Culture shock does not only affect people who move countries, but can also affect people who have moved across the country. Life in a tiny village in the middle of nowhere is very different to life in the “big shmoke”. As Geena from Kerry pointed out to me, even the air is different in Dublin: “Something so fundamental as the oxygen you breathe can feel strange when it’s not the air you get at home. You’re breathing in a different air, you’re living at a different altitude, your support network of your immediate family is gone – of course there are going to be repercussions”.
Moving away from home, to another country, all by yourself is no mean feat. The most difficult thing for the people I’ve spoken to is the physical distance from their family and friends at home.
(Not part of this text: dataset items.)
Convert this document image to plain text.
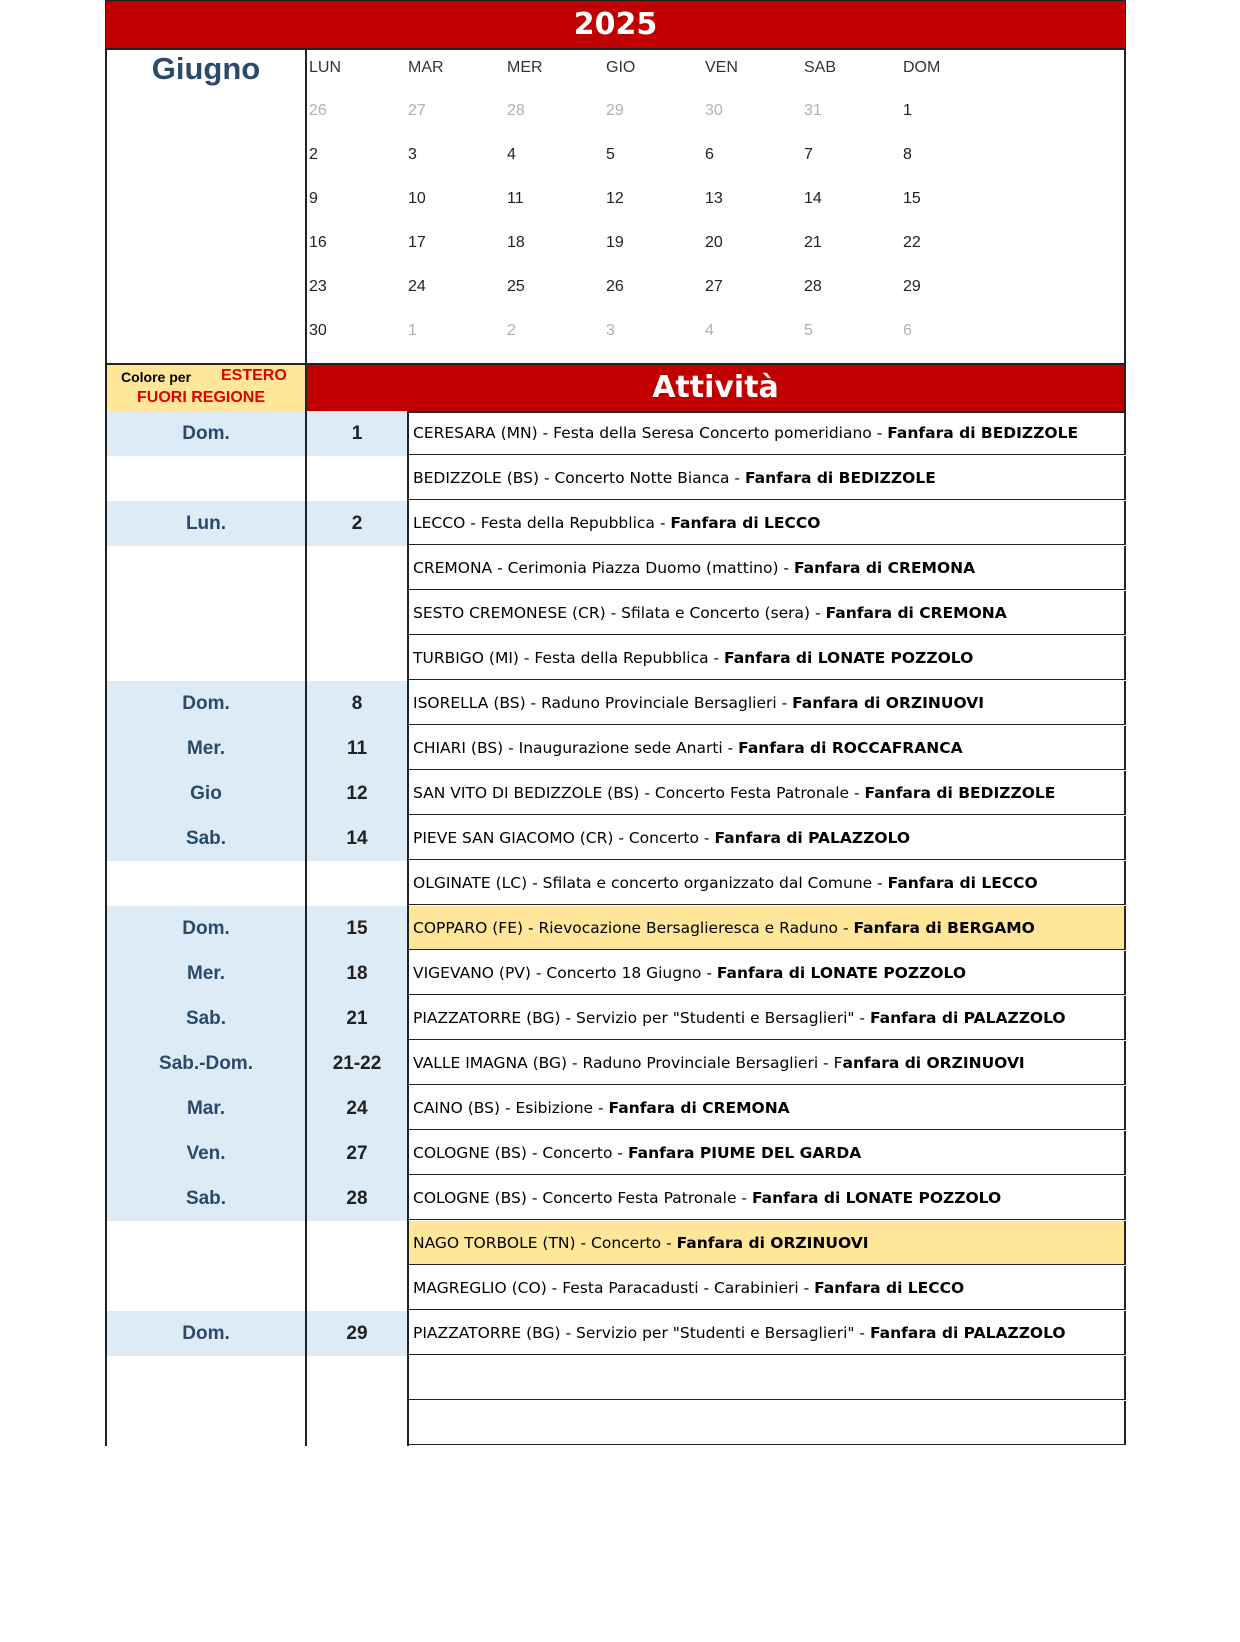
2025
Giugno	LUN	MAR	MER	GIO	VEN	SAB	DOM
26	27	28	29	30	31	1
2	3	4	5	6	7	8
9	10	11	12	13	14	15
16	17	18	19	20	21	22
23	24	25	26	27	28	29
30	1	2	3	4	5	6
Colore per ESTERO
FUORI REGIONE	Attività
Dom.	1	CERESARA (MN) - Festa della Seresa Concerto pomeridiano - Fanfara di BEDIZZOLE
BEDIZZOLE (BS) - Concerto Notte Bianca - Fanfara di BEDIZZOLE
Lun.	2	LECCO - Festa della Repubblica - Fanfara di LECCO
CREMONA - Cerimonia Piazza Duomo (mattino) - Fanfara di CREMONA
SESTO CREMONESE (CR) - Sfilata e Concerto (sera) - Fanfara di CREMONA
TURBIGO (MI) - Festa della Repubblica - Fanfara di LONATE POZZOLO
Dom.	8	ISORELLA (BS) - Raduno Provinciale Bersaglieri - Fanfara di ORZINUOVI
Mer.	11	CHIARI (BS) - Inaugurazione sede Anarti - Fanfara di ROCCAFRANCA
Gio	12	SAN VITO DI BEDIZZOLE (BS) - Concerto Festa Patronale - Fanfara di BEDIZZOLE
Sab.	14	PIEVE SAN GIACOMO (CR) - Concerto - Fanfara di PALAZZOLO
OLGINATE (LC) - Sfilata e concerto organizzato dal Comune - Fanfara di LECCO
Dom.	15	COPPARO (FE) - Rievocazione Bersaglieresca e Raduno - Fanfara di BERGAMO
Mer.	18	VIGEVANO (PV) - Concerto 18 Giugno - Fanfara di LONATE POZZOLO
Sab.	21	PIAZZATORRE (BG) - Servizio per "Studenti e Bersaglieri" - Fanfara di PALAZZOLO
Sab.-Dom.	21-22	VALLE IMAGNA (BG) - Raduno Provinciale Bersaglieri - Fanfara di ORZINUOVI
Mar.	24	CAINO (BS) - Esibizione - Fanfara di CREMONA
Ven.	27	COLOGNE (BS) - Concerto - Fanfara PIUME DEL GARDA
Sab.	28	COLOGNE (BS) - Concerto Festa Patronale - Fanfara di LONATE POZZOLO
NAGO TORBOLE (TN) - Concerto - Fanfara di ORZINUOVI
MAGREGLIO (CO) - Festa Paracadusti - Carabinieri - Fanfara di LECCO
Dom.	29	PIAZZATORRE (BG) - Servizio per "Studenti e Bersaglieri" - Fanfara di PALAZZOLO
If you’re already feeling a little isolated and overwhelmed by these new people, the combination of culture shock and homesickness can be hard to deal with.
For Nicole, the hardest times were the holidays: “Everyone else in the flat would go home and, because flights back to Alicante were too expensive, I was stuck alone in the flat. I missed my friends and family, all the fiestas they were going to, and I was constantly shivering. I was so used to the heat back home. I remember walking into Lidl one day and getting excited because I saw there was a deal on Spanish food, but then just getting angry because it wasn’t even proper Spanish food.”
I experienced the same frustration with the poor quality of the croissants in Dublin. I think part of me began to idealise Brussels from afar, but going back to the catcalling Belgian men and smelly streets was a rude awakening.
Overcoming the initial shock
Whether you’re moving cross-country or cross-continent, visiting home is one of the best things you can do. I was happy to find that I could slot back into Brussels life. Seeing my friends, speaking other languages and revelling in my own culture came easily to me. Yet in spite of myself, I found I began to miss Dublin after a few days.
The initial enthusiasm of being back in my childhood home and having my favourite Belgian food cooked for me waned quickly. I realised that the fact that I was living independently in Dublin meant nothing at home, where I was still my parents’ child. I longed for my newfound freedom, and I just wanted to be able to have a night out in Dublin without having to think about texting my mother.
However the second I got back to Dublin I started missing Brussels, but bringing pieces of it with me made the transition easier. It was a wonder I was never questioned at the airport for smuggling tonnes of Belgian chocolate back to Dublin.
Finding a balance between two lives and two cultures can be difficult but once they’ve achieved this, new arrivals can find they are no longer combatting culture shock. In my own experience, coming back to Brussels and having my friends comment on how my accent sounded more Irish was when I realised I had finally aclimatised. I had managed to absorb Dublin, it had found its way into my very being, and I could now call it home.